Segalove + Duane + Mogul: Vintage Work, at Jancar Gallery, Los Angeles

Ilene Segalove

                                                                                                            Ilene Segalove, Pinky, 1979. Courtesy Jancar Gallery

When Pacific Standard Time -- the current region-wide, Getty-funded initiative to celebrate SoCal art history -- began, Susan Mogul noticed how male-centric and safe the Getty’s initial ad campaigns were. They paired big-deal artists Ed Ruscha and John Baldessari with immediately recognizable pop personalities (Ed with Red Hot Chili Pepper Anthony Kedis and Baldessari with Bored to Death’s Jason Schwartzman), suggesting only celebrity and icon-hood could compel people to see art. Mogul, featured in a number of Pacific Standard Time shows herself, decided to counter this message, creating a spontaneous “Susan Mogul Time” poster campaign and pasting images of herself in a vintage orange suit jacket around the city alongside posters of Schwartzman and Kedis. 

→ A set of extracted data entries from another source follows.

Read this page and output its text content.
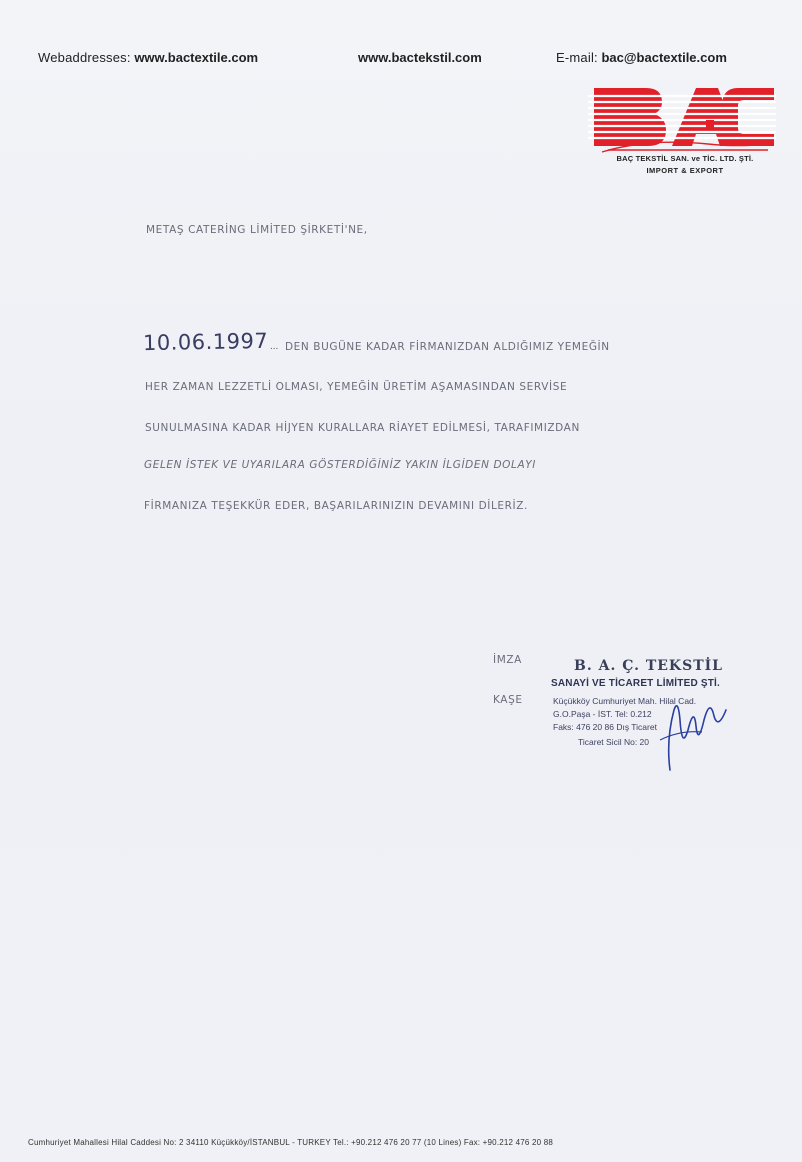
Webaddresses: www.bactextile.com	www.bactekstil.com	E-mail: bac@bactextile.com
BAÇ TEKSTİL SAN. ve TİC. LTD. ŞTİ.
IMPORT & EXPORT
METAŞ CATERİNG LİMİTED ŞİRKETİ'NE,
10.06.1997 ... DEN BUGÜNE KADAR FİRMANIZDAN ALDIĞIMIZ YEMEĞİN
HER ZAMAN LEZZETLİ OLMASI, YEMEĞİN ÜRETİM AŞAMASINDAN SERVİSE
SUNULMASINA KADAR HİJYEN KURALLARA RİAYET EDİLMESİ, TARAFIMIZDAN
GELEN İSTEK VE UYARILARA GÖSTERDİĞİNİZ YAKIN İLGİDEN DOLAYI
FİRMANIZA TEŞEKKÜR EDER, BAŞARILARINIZIN DEVAMINI DİLERİZ.
İMZA
KAŞE
B. A. Ç. TEKSTİL
SANAYİ VE TİCARET LİMİTED ŞTİ.
Küçükköy Cumhuriyet Mah. Hilal Cad.
G.O.Paşa - İST. Tel: 0.212
Faks: 476 20 86 Dış Ticaret
Ticaret Sicil No: 20
Cumhuriyet Mahallesi Hilal Caddesi No: 2 34110 Küçükköy/İSTANBUL - TURKEY Tel.: +90.212 476 20 77 (10 Lines) Fax: +90.212 476 20 88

This kind of feisty, DIY-initiative permeates Jancar Gallery’s exhibition (on view through February 4) of artwork by Mogul, Ilene Segalove, and Hildegarde Duane, all of whom work primarily in conceptual photo and video. Its title, “Vintage Work,” pokes fun at the fact that the 1970s and ‘80s art of these three is receiving an upsurge in retrospective attention (in 2009, all three had solo shows of their early work at Jancar). But better now than never. All three are cheeky and spot-on in their awareness of their femininity in relation to the history of pop and print culture. Hildegarde Duane’s series of photographs, Seven Snow White and a Dwarf, turns a fairy tale princess into a noir-ish femme fatale. For Pinky, an archival inkjet print from 1979, Ilene Segalove dressed her pinky in flowing white and a veil to resemble the docile, flush-cheeked heroine of an antique painting. In the collage Moses Mogul Receives the 11th Commandment, Mogul appears as a nerdier, scatter-brained iteration of the 50-foot woman stomping through L.A. and holding tablets that command: “Thou shalt not be denied equality on account of sex.”